Can i jump on this thread with a question, seeing as it kind of relates.

You know when your giving someone your cc details for whatever reason, and then they ask you for the three digits at the back? Are you meant to give the 3 digits?

The seller can't process the transaction without it.

Digital_Guy

mel123 wrote: »

Can i jump on this thread with a question, seeing as it kind of relates.

You know when your giving someone your cc details for whatever reason, and then they ask you for the three digits at the back? Are you meant to give the 3 digits?

As mentioned above, they can't complete the transaction with those details, otherwise they wouldn't need them.

It's about using your own judgement really - there's a difference between John from Customer Support in Meteor asking for them, and Tony down the pool hall*.

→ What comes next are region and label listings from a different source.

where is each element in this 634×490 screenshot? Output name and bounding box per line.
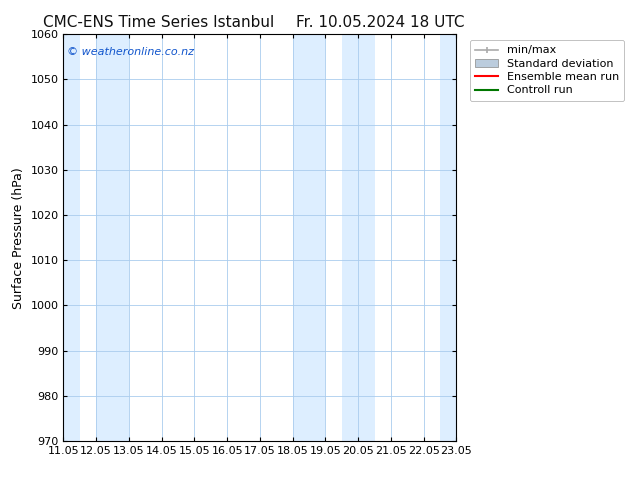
- Text: © weatheronline.co.nz: © weatheronline.co.nz: [67, 47, 195, 56]
- Legend: min/max, Standard deviation, Ensemble mean run, Controll run: min/max, Standard deviation, Ensemble me…: [470, 40, 624, 101]
- Y-axis label: Surface Pressure (hPa): Surface Pressure (hPa): [12, 167, 25, 309]
- Bar: [293, 34, 325, 441]
- Text: CMC-ENS Time Series Istanbul: CMC-ENS Time Series Istanbul: [43, 15, 274, 30]
- Bar: [61, 34, 80, 441]
- Bar: [342, 34, 375, 441]
- Text: Fr. 10.05.2024 18 UTC: Fr. 10.05.2024 18 UTC: [296, 15, 465, 30]
- Bar: [440, 34, 458, 441]
- Bar: [96, 34, 129, 441]
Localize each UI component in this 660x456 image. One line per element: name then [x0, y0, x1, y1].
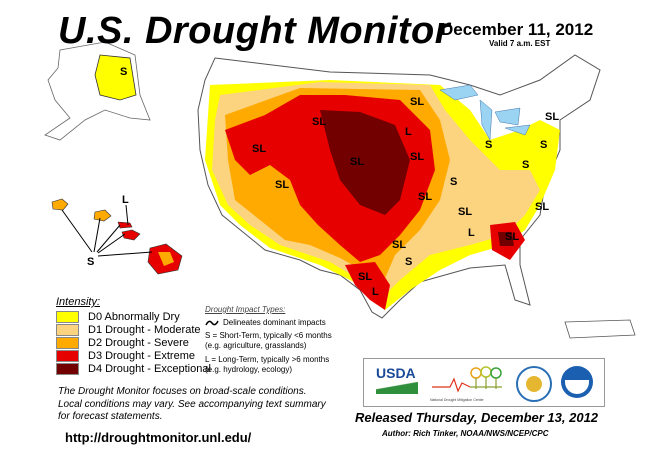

*Not casting any aspersions on Tony down the pool hall.

RUDOLF289

Digital_Guy wrote: »

As mentioned above, they can't complete the transaction with those details, otherwise they wouldn't need them.

It's about using your own judgement really - there's a difference between John from Customer Support in Meteor asking for them, and Tony down the pool hall*.








*Not casting any aspersions on Tony down the pool hall.

I was just about to jump to Tony's defence !

lynchie

mel123 wrote: »

Can i jump on this thread with a question, seeing as it kind of relates.

You know when your giving someone your cc details for whatever reason, and then they ask you for the three digits at the back? Are you meant to give the 3 digits?

Like the reply above, yes you must give the Card security code (Each card scheme uses different acronyms for it CVV/CVV2/CVC2) to the merchant to process "Card not present" transactions. The code is to verify you are in possession of the card. PCI-DSS mandates that the card security code is never written down / recorded / stored and most payment gateways / virtual terminals / e-pos devices will not store them but only use them for verification.

davindub

Digital_Guy wrote: »

As mentioned above, they can't complete the transaction with those details, otherwise they wouldn't need them.

It's about using your own judgement really - there's a difference between John from Customer Support in Meteor asking for them, and Tony down the pool hall*.

*Not casting any aspersions on Tony down the pool hall.

These days I wouldn't trust anyone with CC details. There is a lot of fraud going on and they are getting away with it there usually isn't a investigation for small amounts.

Don't even hand your card to a cashier in case they skim it quickly before entering it into the terminal.